Saturday, November 5, 2011

T-Wrecks

I have yet to morph my post-baby body back into anything resembling my former physique. I venture outside for 80 minutes each day with the baby in her jogging stroller and the dogs on their leashes for a power walk, despite the cold-enough-to-freeze-the-brass-balls-off-a-monkey wind.

My wardrobe - hovering between the baggy too big things, the maternity things and the tight like a sausage things - is limited. Today I found myself choosing between bundling up in a maternity jacket or my teal Old Navy swing pea coat. I went with option B. It was bad enough that I was sporting maternity jeans. There was no way I could bring myself to opt for a baby-on-board jacket, especially without getting the neighbors talking. Again.

I had to deflate my lungs just to get the top buttoned over my neonatal ta tas. Ok, so breathing was out. Oxygen is so 2010 anyway.

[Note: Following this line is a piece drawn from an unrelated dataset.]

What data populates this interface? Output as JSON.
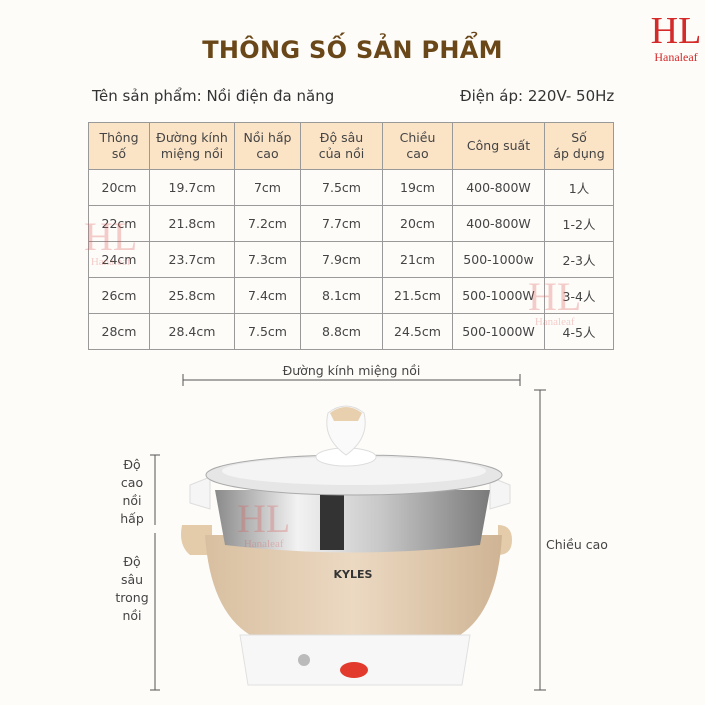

The walk was uneventful, as they typically are. After all, it is my one escape from the house each day. The only 80 minutes I have to "myself" which is all mine (if you don't count cleaning up dog poo, obsessing whether the baby is dressed warm enough/cool enough, contemplating did Joani really love Chachi and why can't we extreme coupon in Canada like you can in the US).

After duty called for the dogs, I reached down to pick up the steaming pile but discovered the flaw in my choice of coat. Because my chest was so constricted, I couldn't move my arms out very far from my body. Like a tyrannosaurus. Except the tranny is trying to bag crap. So I really had to bend down. And that's when my maternity jeans slid south.

I'd like to say this story ends with me keeping my dignity. But let's be honest, after you've had a spotlight on your v-tunnel in a delivery room, dignity becomes extinct.